Immediate focus points #8

Kishlay-notabot · 2025-08-26T10:25:00Z

Kishlay-notabot
Aug 26, 2025
Maintainer

Ease of installation (terminal usage).
GUI development (contributors are welcome and much needed!)
more important features listed in src/technical.md
Cross platform support.

Kishlay-notabot · 2025-09-02T19:18:24Z

Kishlay-notabot
Sep 2, 2025
Maintainer Author

Finetuning! Model kinda sucks at some cases now that I dont use langextract.

1 reply

Kishlay-notabot Sep 6, 2025
Maintainer Author

The base model performance has dropped significantly ever since I have stopped using LangExtract. Currently trying out two implementations, the base one being on the main branch and the other on feature/chunking.

Kishlay-notabot · 2025-09-06T16:57:48Z

Kishlay-notabot
Sep 6, 2025
Maintainer Author

I wrote eval scripts for 2 of my implementation branches.
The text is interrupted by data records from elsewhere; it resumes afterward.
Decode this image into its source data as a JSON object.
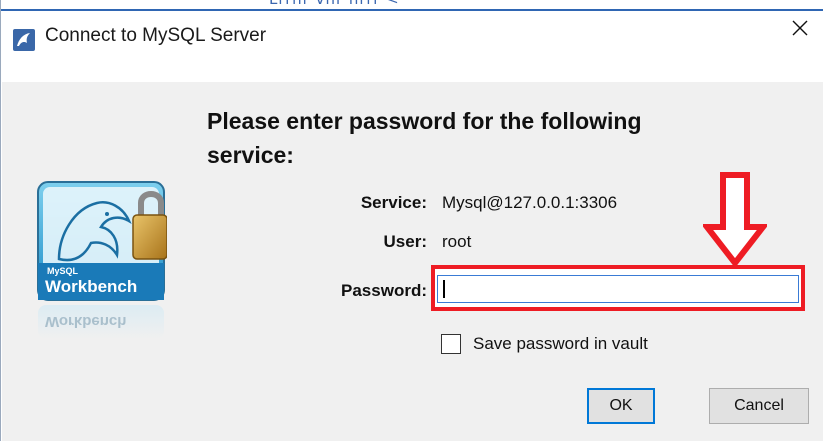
{
  "window": {
    "title": "Connect to MySQL Server",
    "app_icon": "mysql-workbench-icon",
    "close_icon": "close-icon"
  },
  "background_text": "Lrrnr vhr nrrr <",
  "dialog": {
    "heading": "Please enter password for the following service:",
    "logo_text_small": "MySQL",
    "logo_text": "Workbench",
    "logo_reflection_text": "Workbench",
    "service_label": "Service:",
    "service_value": "Mysql@127.0.0.1:3306",
    "user_label": "User:",
    "user_value": "root",
    "password_label": "Password:",
    "password_value": "",
    "save_vault_label": "Save password in vault",
    "save_vault_checked": false,
    "ok_label": "OK",
    "cancel_label": "Cancel"
  },
  "annotations": {
    "highlight_color": "#ee1c24",
    "arrow_icon": "down-arrow-outline-icon"
  },
  "colors": {
    "titlebar_bg": "#ffffff",
    "client_bg": "#f0f0f0",
    "accent": "#0078d7"
  }
}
Both have the same input prompts but different response structures.

`feature/chunking` branch implementation:

Model: Qwen3-0.6B-Q8_0.gguf
Total Tests: 45
Success (Perfect): 2 (4.4%)
Failed (Critical): 31 (68.9%)
Warning (Minor Issues): 12 (26.7%)

`main` branch implementation:

Model: Qwen3-0.6B-Q8_0.gguf
Total Tests: 45
Success (Perfect): 6 (13.3%)
Failed (Critical): 31 (68.9%)
Warning (Minor Issues): 8 (17.8%)

The chunking ones have lesser success rates because the output json is complex, relatively.
The number for failed ones magically doesn't change. (something to do with temp? but the prompt and structure is different though)
I'll run both the tests again just to make sure I didn't mix the numbers up because same failure count is weird. I have detailed test results json files, I'll push them later on with clean code.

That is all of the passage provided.